Leonard Cockayne was an important early botanist in New Zealand whose work included studies of our native vegetation. One of the sites honouring his work is the Cockayne Lookout. On a terrace above a steep bank, its view covers some of the Otari Native Botanic Garden plant collections and the Wilton's Bush Reserve with its stand of original forest and extensive areas of regenerating native bush.

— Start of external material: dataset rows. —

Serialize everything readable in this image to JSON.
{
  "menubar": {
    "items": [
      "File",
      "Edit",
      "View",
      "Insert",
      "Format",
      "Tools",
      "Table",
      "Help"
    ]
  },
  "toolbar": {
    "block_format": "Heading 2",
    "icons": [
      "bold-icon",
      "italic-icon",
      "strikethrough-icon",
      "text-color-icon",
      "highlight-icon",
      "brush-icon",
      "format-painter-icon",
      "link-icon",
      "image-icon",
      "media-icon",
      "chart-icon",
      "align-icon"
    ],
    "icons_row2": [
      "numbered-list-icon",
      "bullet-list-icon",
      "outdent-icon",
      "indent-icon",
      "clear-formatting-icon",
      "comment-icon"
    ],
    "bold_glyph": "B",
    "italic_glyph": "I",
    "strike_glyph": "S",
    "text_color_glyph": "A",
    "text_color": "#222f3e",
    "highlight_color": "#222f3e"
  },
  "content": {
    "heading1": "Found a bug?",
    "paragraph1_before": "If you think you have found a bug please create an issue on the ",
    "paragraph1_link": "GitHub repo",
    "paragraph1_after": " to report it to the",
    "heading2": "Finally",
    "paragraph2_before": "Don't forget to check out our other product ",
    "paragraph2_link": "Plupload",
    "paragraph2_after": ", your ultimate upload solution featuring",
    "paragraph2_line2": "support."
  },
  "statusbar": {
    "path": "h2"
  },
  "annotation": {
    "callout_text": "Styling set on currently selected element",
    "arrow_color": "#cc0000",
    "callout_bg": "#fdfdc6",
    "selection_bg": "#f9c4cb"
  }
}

The tall walls of the lookout and terrace are clothed by the climbing crimson rata (Metrosideros carminea) which is a forest liane, or vine. It grows vigorously - 15 metres or more, up tree trunks and cliffs, and it spreads in the way ivy does by clinging to rough surfaces. So it can make dense cover as seen here, over the whole surface of these substantial walls. Now in full spring flower, I think it is like a crimson cloak with a thick red fringe at the top.
The flowers have a starry appearance with their long red stamens topped by golden pollen, and nectar-filled yellow centres. Before they had all opened it was easier to see the individual flowers.
This photo, taken ten days earlier, shows the tight unfurled buds and the little glossy green leaves before they were obscured by the sheer profusion of fully open flowers.
The flowering of the golden kowhai is coming to an end as the crimson rata is coming into flower. It is much appreciated by nectar loving birds and insects, and it is not hard to see why it is popular with humans too, as a most decorative garden plant.